The gold diggers were not short of those willing to sell them land. Prices were low as most of the land had been rendered into disuse after folks had given up on coffee farming. The gold hunters would offer ridiculous low prices to the natives, who after happily selling, quickly set off on to a jolly ride from their land sale bonanza.
“The good days are back again,” said Mpewo, the old bald headed man after dispensing off a square mile. “I can now marry a third wife and purchase a Boxer motorcycle. I am hot!”

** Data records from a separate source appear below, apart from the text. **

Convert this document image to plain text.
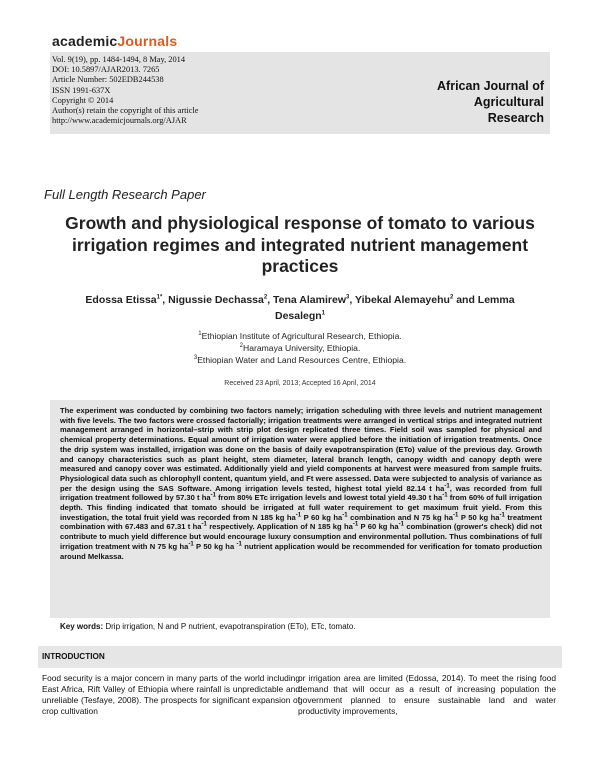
academicJournals
Vol. 9(19), pp. 1484-1494, 8 May, 2014
DOI: 10.5897/AJAR2013. 7265
Article Number: 502EDB244538
ISSN 1991-637X
Copyright © 2014
Author(s) retain the copyright of this article
http://www.academicjournals.org/AJAR
African Journal of Agricultural
Research
Full Length Research Paper
Growth and physiological response of tomato to various irrigation regimes and integrated nutrient management practices
Edossa Etissa$^{1*}$, Nigussie Dechassa$^2$, Tena Alamirew$^3$, Yibekal Alemayehu$^2$ and Lemma Desalegn$^1$
$^1$Ethiopian Institute of Agricultural Research, Ethiopia.
$^2$Haramaya University, Ethiopia.
$^3$Ethiopian Water and Land Resources Centre, Ethiopia.
Received 23 April, 2013; Accepted 16 April, 2014
The experiment was conducted by combining two factors namely; irrigation scheduling with three levels and nutrient management with five levels. The two factors were crossed factorially; irrigation treatments were arranged in vertical strips and integrated nutrient management arranged in horizontal–strip with strip plot design replicated three times. Field soil was sampled for physical and chemical property determinations. Equal amount of irrigation water were applied before the initiation of irrigation treatments. Once the drip system was installed, irrigation was done on the basis of daily evapotranspiration (ETo) value of the previous day. Growth and canopy characteristics such as plant height, stem diameter, lateral branch length, canopy width and canopy depth were measured and canopy cover was estimated. Additionally yield and yield components at harvest were measured from sample fruits. Physiological data such as chlorophyll content, quantum yield, and Ft were assessed. Data were subjected to analysis of variance as per the design using the SAS Software. Among irrigation levels tested, highest total yield 82.14 t $ha^{-1}$, was recorded from full irrigation treatment followed by 57.30 t $ha^{-1}$ from 80% ETc irrigation levels and lowest total yield 49.30 t $ha^{-1}$ from 60% of full irrigation depth. This finding indicated that tomato should be irrigated at full water requirement to get maximum fruit yield. From this investigation, the total fruit yield was recorded from N 185 kg $ha^{-1}$ P 60 kg $ha^{-1}$ combination and N 75 kg $ha^{-1}$ P 50 kg $ha^{-1}$ treatment combination with 67.483 and 67.31 t $ha^{-1}$ respectively. Application of N 185 kg $ha^{-1}$ P 60 kg $ha^{-1}$ combination (grower's check) did not contribute to much yield difference but would encourage luxury consumption and environmental pollution. Thus combinations of full irrigation treatment with N 75 kg $ha^{-1}$ P 50 kg ha $^{-1}$ nutrient application would be recommended for verification for tomato production around Melkassa.
Key words: Drip irrigation, N and P nutrient, evapotranspiration (ETo), ETc, tomato.
INTRODUCTION
Food security is a major concern in many parts of the world including East Africa, Rift Valley of Ethiopia where rainfall is unpredictable and unreliable (Tesfaye, 2008). The prospects for significant expansion of crop cultivation
or irrigation area are limited (Edossa, 2014). To meet the rising food demand that will occur as a result of increasing population the government planned to ensure sustainable land and water productivity improvements,
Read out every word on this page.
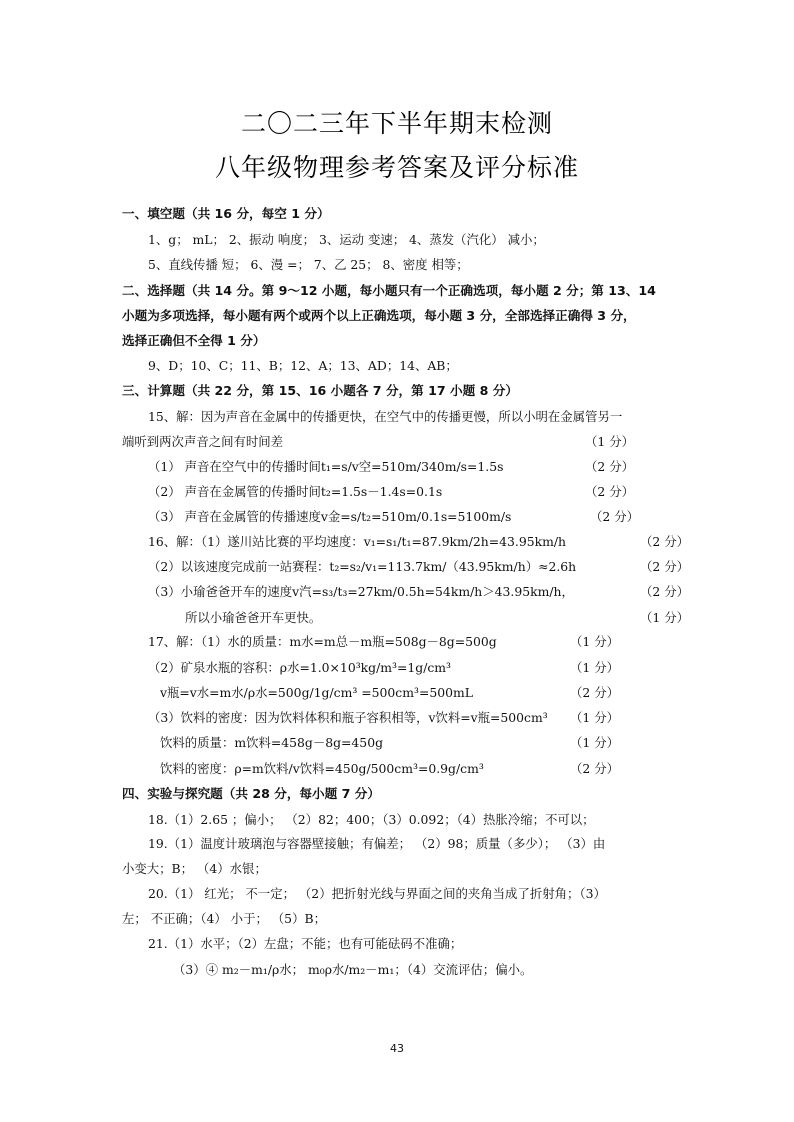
二〇二三年下半年期末检测
八年级物理参考答案及评分标准
一、填空题（共 16 分，每空 1 分）
1、g； mL； 2、振动 响度； 3、运动 变速； 4、蒸发（汽化） 减小；
5、直线传播 短； 6、漫 =； 7、乙 25； 8、密度 相等；
二、选择题（共 14 分。第 9～12 小题，每小题只有一个正确选项，每小题 2 分；第 13、14
小题为多项选择，每小题有两个或两个以上正确选项，每小题 3 分，全部选择正确得 3 分，
选择正确但不全得 1 分）
9、D；10、C；11、B；12、A；13、AD；14、AB；
三、计算题（共 22 分，第 15、16 小题各 7 分，第 17 小题 8 分）
15、解：因为声音在金属中的传播更快，在空气中的传播更慢，所以小明在金属管另一
端听到两次声音之间有时间差	（1 分）
（1） 声音在空气中的传播时间t₁=s/v空=510m/340m/s=1.5s	（2 分）
（2） 声音在金属管的传播时间t₂=1.5s－1.4s=0.1s	（2 分）
（3） 声音在金属管的传播速度v金=s/t₂=510m/0.1s=5100m/s	（2 分）
16、解：（1）遂川站比赛的平均速度：v₁=s₁/t₁=87.9km/2h=43.95km/h	（2 分）
（2）以该速度完成前一站赛程：t₂=s₂/v₁=113.7km/（43.95km/h）≈2.6h	（2 分）
（3）小瑜爸爸开车的速度v汽=s₃/t₃=27km/0.5h=54km/h＞43.95km/h，	（2 分）
所以小瑜爸爸开车更快。	（1 分）
17、解：（1）水的质量：m水=m总－m瓶=508g－8g=500g	（1 分）
（2）矿泉水瓶的容积：ρ水=1.0×10³kg/m³=1g/cm³	（1 分）
v瓶=v水=m水/ρ水=500g/1g/cm³ =500cm³=500mL	（2 分）
（3）饮料的密度：因为饮料体积和瓶子容积相等，v饮料=v瓶=500cm³ （1 分）
饮料的质量：m饮料=458g－8g=450g	（1 分）
饮料的密度：ρ=m饮料/v饮料=450g/500cm³=0.9g/cm³	（2 分）
四、实验与探究题（共 28 分，每小题 7 分）
18.（1）2.65 ；偏小； （2）82；400；（3）0.092；（4）热胀冷缩；不可以；
19.（1）温度计玻璃泡与容器壁接触；有偏差； （2）98；质量（多少）； （3）由
小变大；B； （4）水银；
20.（1） 红光； 不一定； （2）把折射光线与界面之间的夹角当成了折射角；（3）
左； 不正确；（4） 小于； （5）B；
21.（1）水平；（2）左盘；不能；也有可能砝码不准确；
（3）④ m₂－m₁/ρ水； m₀ρ水/m₂－m₁；（4）交流评估；偏小。
43
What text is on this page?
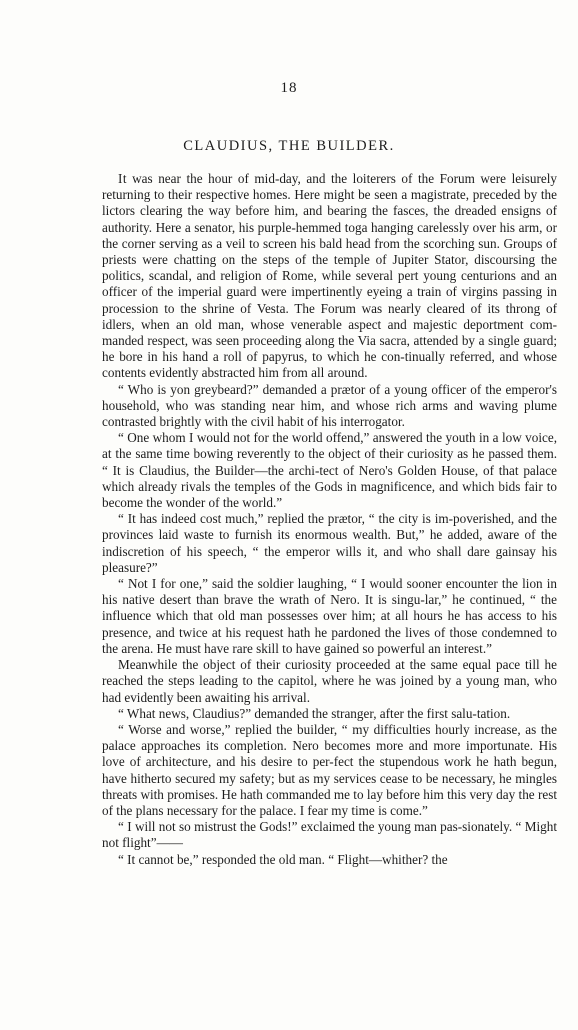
18
CLAUDIUS, THE BUILDER.

It was near the hour of mid-day, and the loiterers of the Forum were leisurely returning to their respective homes. Here might be seen a magistrate, preceded by the lictors clearing the way before him, and bearing the fasces, the dreaded ensigns of authority. Here a senator, his purple-hemmed toga hanging carelessly over his arm, or the corner serving as a veil to screen his bald head from the scorching sun. Groups of priests were chatting on the steps of the temple of Jupiter Stator, discoursing the politics, scandal, and religion of Rome, while several pert young centurions and an officer of the imperial guard were impertinently eyeing a train of virgins passing in procession to the shrine of Vesta. The Forum was nearly cleared of its throng of idlers, when an old man, whose venerable aspect and majestic deportment com-manded respect, was seen proceeding along the Via sacra, attended by a single guard; he bore in his hand a roll of papyrus, to which he con-tinually referred, and whose contents evidently abstracted him from all around.

“ Who is yon greybeard?” demanded a prætor of a young officer of the emperor's household, who was standing near him, and whose rich arms and waving plume contrasted brightly with the civil habit of his interrogator.

“ One whom I would not for the world offend,” answered the youth in a low voice, at the same time bowing reverently to the object of their curiosity as he passed them. “ It is Claudius, the Builder—the archi-tect of Nero's Golden House, of that palace which already rivals the temples of the Gods in magnificence, and which bids fair to become the wonder of the world.”

“ It has indeed cost much,” replied the prætor, “ the city is im-poverished, and the provinces laid waste to furnish its enormous wealth. But,” he added, aware of the indiscretion of his speech, “ the emperor wills it, and who shall dare gainsay his pleasure?”

“ Not I for one,” said the soldier laughing, “ I would sooner encounter the lion in his native desert than brave the wrath of Nero. It is singu-lar,” he continued, “ the influence which that old man possesses over him; at all hours he has access to his presence, and twice at his request hath he pardoned the lives of those condemned to the arena. He must have rare skill to have gained so powerful an interest.”

Meanwhile the object of their curiosity proceeded at the same equal pace till he reached the steps leading to the capitol, where he was joined by a young man, who had evidently been awaiting his arrival.

“ What news, Claudius?” demanded the stranger, after the first salu-tation.

“ Worse and worse,” replied the builder, “ my difficulties hourly increase, as the palace approaches its completion. Nero becomes more and more importunate. His love of architecture, and his desire to per-fect the stupendous work he hath begun, have hitherto secured my safety; but as my services cease to be necessary, he mingles threats with promises. He hath commanded me to lay before him this very day the rest of the plans necessary for the palace. I fear my time is come.”

“ I will not so mistrust the Gods!” exclaimed the young man pas-sionately. “ Might not flight”——

“ It cannot be,” responded the old man. “ Flight—whither? the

When he heard of the sales going on, Lengela, paused with a mixture of bemusement and inescapable indignation. He shook his head as his neighbors all around gave up on their land, which had been passed on to them for generations. Once the gold hunters took possession of the land they quickly curved it into plots and started digging underneath where every now and then gold muds would be found. You could hear ululations of joy once a digging party hit a gold mud. Pails came flying from underneath full of gold to the owners jubilation.
However, no one had taken trouble to first research on the extent of the gold. So, after a year of gold rush the yields from most of the pits that now littered all over Bifunna, had all but dried up. The gold had been exhausted. Those that had sold out their land where now empty handed.
“I want my land back,” Mpewo walked up to a gold digger. He was a land speculator, he had sold to his square mile for a third of its current market price.
“If you come up with this money,” said the land speculator giving him a mind boggling price, “you can get back the land title.” Mpewo had spent all the money from his sale on booze and merry making. He walked away sullen.
And it is then that the coffee prices started gradually recovering. There was a shortage of supply on the global market. Suddenly Lengela who had never given up on coffee was back in business. He was now the largest landowner around Bifunna as he had never given in to the gold hunters. Lorries started driving up to his farm, park and stay overnight, waiting to be loaded with coffee sacks.
Once loaded, having paid off Lengela at premium prices, the Tata lorries cruised off, leaving behind a happy man. “If I had given up on coffee growing,” he mused. “ I would now be like those villagers who are now squatters on their land.”
As long as there is life there will never be short of quick to get rich schemes. For those in farming cyclical changes in the economy might mean that once their favorite cash crops are no longer as profitable as before. But should they then abandon them and rush to embrace the latest fancy crop!
The challenge with this path is that enduring success is often after years of skills that one has horned and stands to lose all that generational knowledge in favor of the latest gold wand. Here, in this story, success smiled to Lengela because he had the staying power and kept plowing at his age old trade even against all new gold bagging schemes. He didn’t fall prey to them. For he knew he already had the gold.